Although parts of its plan are on ice for the time being, the Port of Los Angeles has claimed some successes. Pollution at the port complex was reduced by 23 percent during the first six months of the program. Boyce argues that the progress on air quality — achieved without the employee mandate — undercuts the arguments of the environmental and labor groups.
“The process of cleaning up the air is ahead of schedule without this brutal action to steal an entire sector of the economy’s livelihood,” Boyce says. “What has happened in Long Beach and Los Angeles has shown that the owner operators are able to buy their own trucks.”
But the success in that arena has been heavily subsidized (to a tune of more than $100 million so far) by the ports, according to Port of Los Angeles senior communications director Arley Baker.
“The only way to really ensure that we are not going to face this same problem a decade from now — when today’s new trucks need to be replaced — is to have a system that places the responsibility of the truck maintenance and operation on the asset-based motor carrier versus the individual, paid-by-the-load owner-operator,” she says.

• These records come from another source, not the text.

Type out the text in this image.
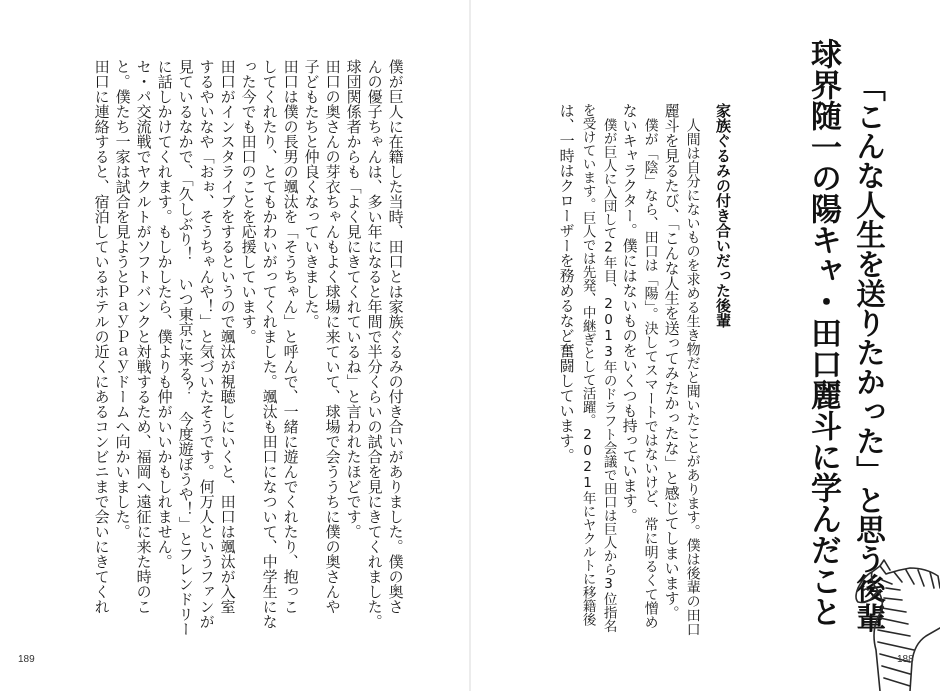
「こんな人生を送りたかった」と思う後輩
球界随一の陽キャ・田口麗斗に学んだこと
家族ぐるみの付き合いだった後輩
人間は自分にないものを求める生き物だと聞いたことがあります。僕は後輩の田口
麗斗を見るたび、「こんな人生を送ってみたかったな」と感じてしまいます。
僕が「陰」なら、田口は「陽」。決してスマートではないけど、常に明るくて憎め
ないキャラクター。僕にはないものをいくつも持っています。
僕が巨人に入団して2年目、2013年のドラフト会議で田口は巨人から3位指名
を受けています。巨人では先発、中継ぎとして活躍。2021年にヤクルトに移籍後
は、一時はクローザーを務めるなど奮闘しています。
188
僕が巨人に在籍した当時、田口とは家族ぐるみの付き合いがありました。僕の奥さ
んの優子ちゃんは、多い年になると年間で半分くらいの試合を見にきてくれました。
球団関係者からも「よく見にきてくれているね」と言われたほどです。
田口の奥さんの芽衣ちゃんもよく球場に来ていて、球場で会ううちに僕の奥さんや
子どもたちと仲良くなっていきました。
田口は僕の長男の颯汰を「そうちゃん」と呼んで、一緒に遊んでくれたり、抱っこ
してくれたり、とてもかわいがってくれました。颯汰も田口になついて、中学生にな
った今でも田口のことを応援しています。
田口がインスタライブをするというので颯汰が視聴しにいくと、田口は颯汰が入室
するやいなや「おぉ、そうちゃんや！」と気づいたそうです。何万人というファンが
見ているなかで、「久しぶり！　いつ東京に来る？　今度遊ぼうや！」とフレンドリー
に話しかけてくれます。もしかしたら、僕よりも仲がいいかもしれません。
セ・パ交流戦でヤクルトがソフトバンクと対戦するため、福岡へ遠征に来た時のこ
と。僕たち一家は試合を見ようとＰａｙＰａｙドームへ向かいました。
田口に連絡すると、宿泊しているホテルの近くにあるコンビニまで会いにきてくれ
189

Baker adds: “Licensed motor carriers with employee drivers are in the best position to run an efficient fleet, have control and quality assurance over the person behind the wheel of the rig, and properly maintain that rig to get the best use out of it for the longest amount of time.”
The Port Authority
“We have no intention of doing something similar here,” Port Authority spokesman Steve Coleman says when asked about the Los Angeles program.
He says the agency is moving ahead with other measures instead. The Port Authority recently received two grants from the U.S. Environmental Protection Agency totaling $9.8 million and a $1.8 million grant from the North Jersey Transportation Planning Authority to implement parts of a broader clean air plan.
One aspect of the plan will target the oldest trucks that service the ports. Pre-1994 trucks could be replaced through a $28 million program, including a $7 million EPA grant and a $21 million incentive fund from the Port Authority. Coleman said truckers will be eligible for 25 percent of the cost of a new vehicle using the grant money, while low-interest loans available from the Port Authority can cover the balance.
Sixteen percent of the trucks that frequent the ports were built before 1994, and they contribute 33 percent of the fine particulate matter and 10 percent of the greenhouse gas emissions each year, according to the Port Authority. However, it remains to be seen what the Port Authority will do about vehicles built after 1994 that are still dirtier than newer models.
“We have a whole program,” Coleman says. “This is just one piece of that program and we’ll take a look at that as well.”
The recent funding will assist other environmental efforts, including the installation of a shore power system at the Brooklyn Cruise Terminal to reduce emissions from berthed cruise ships and the retrofitting of two diesel switcher locomotive engines.
“There’s much more involved than just the trucks,” Coleman says.
Coleman says Port Authority has no opinion on the condition of port truckers, and whether its facilities are better served by independent contractors or truckers who are full fledged employees.
Meanwhile, Goldsmith calls the Port Authority’s efforts “a first step,” but adds that “now the port must look at fixing the broken system on the whole to permanently rid our roads of dirty diesel trucks and sustain clean-up efforts in the long term.”
And for Ralph and the coalition, there’s no separating clean air efforts from improving what they argue are the unfair working conditions of many port truckers.
“I believe that would be the only way to correct the situation,” Ralph says.